Les petits écolos votent leurs projets verts

Éco-ambassadeur, éco-parlement. Les deux termes ont fait leur entrée à Saint-Denis en 2008, en faisant conjuguer sous la même abréviation l’école avec l’écologie et l’apprentissage de la démocratie. Le jeudi 22 janvier, le deuxième éco-parlement des écoliers a réuni vingt jeunes éco-ambassadeurs, élèves de cours moyens. Dans la salle du conseil municipal où Michel Ribay, maire adjoint à l’environnement, présidait la séance, ces enfants issus de cinq écoles (1) ont présenté leurs « projets pour l’environnement » pour l’année scolaire 2008-2009. Sur les dix-huit préparés dans les classes avec les animatrices du pôle municipal de l’environnement, ils devaient en désigner quatre sur le bulletin de vote qu’ils ont glissé dans l’urne.
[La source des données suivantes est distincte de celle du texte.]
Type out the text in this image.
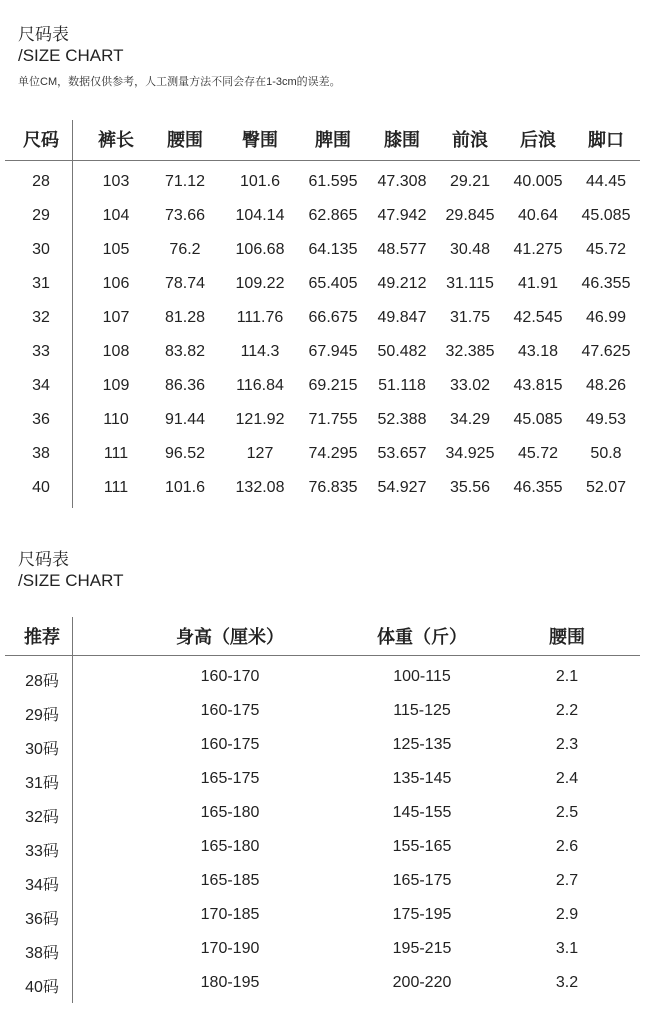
尺码表
/SIZE CHART
单位CM，数据仅供参考，人工测量方法不同会存在1-3cm的误差。
尺码 裤长 腰围 臀围 脾围 膝围 前浪 后浪 脚口
28	103 71.12 101.6 61.595 47.308 29.21 40.005 44.45
29	104 73.66 104.14 62.865 47.942 29.845 40.64 45.085
30	105	76.2 106.68 64.135 48.577 30.48 41.275 45.72
31	106 78.74 109.22 65.405 49.212 31.115 41.91 46.355
32	107 81.28 111.76 66.675 49.847 31.75 42.545 46.99
33	108 83.82 114.3 67.945 50.482 32.385 43.18 47.625
34	109 86.36 116.84 69.215 51.118 33.02 43.815 48.26
36	110 91.44 121.92 71.755 52.388 34.29 45.085 49.53
38	111 96.52	127 74.295 53.657 34.925 45.72 50.8
40	111 101.6 132.08 76.835 54.927 35.56 46.355 52.07
尺码表
/SIZE CHART
推荐	身高（厘米）	体重（斤）	腰围
28码	160-170	100-115	2.1
29码	160-175	115-125	2.2
30码	160-175	125-135	2.3
31码	165-175	135-145	2.4
32码	165-180	145-155	2.5
33码	165-180	155-165	2.6
34码	165-185	165-175	2.7
36码	170-185	175-195	2.9
38码	170-190	195-215	3.1
40码	180-195	200-220	3.2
À de rares bulletins près, invalidés parce que le compte n’y était pas, les suffrages se sont portés sur un site Internet ou un blog à créer « sur le thème des animaux en voie de disparition », et sur une exposition « d’œuvres d’art » à réaliser avec des déchets, que proposaient également les enfants de l’école Victor-Hugo. Quant aux élèves de l’école Balzac, inquiets de la pollution des sacs plastiques qui pullulent à chaque marché, ils ont convaincu leurs « collègues » de l’utilité d’une tombola à mettre en place pour promouvoir les cabas réutilisables qui en seraient les lots. Enfin, les enfants de l’école Renoir ont été eux aussi approuvés dans leur projet d’une manifestation en vélo pour « inciter les gens à utiliser des moyens de locomotion moins polluants ».
« Les projets sont intéressants », ont jugé, unanimes, six des éco-ambassadeurs de l’an dernier, que M. Ribay a invité à ne pas se détourner au collège de leurs préoccupations environnementales. L’adjoint au maire a aussi donné une leçon de modestie à la jeune assemblée lorsqu’en début de séance il a dressé le bilan des projets votés en mai 2008. Sur les cinq, un est en cours de test – la collecte sélective dans les écoles. Quant aux anciens manuels scolaires à envoyer dans les pays pauvres, ils doivent encore faire l’objet d’un inventaire. Conduit avec l’Éducation nationale, le travail sur l’éco-parlement est soutenu par Elyo, société de distribution de chaleur.
M.L.

(1) Écoles Balzac, Blériot, Renoir, Saint-Just et Victor-Hugo.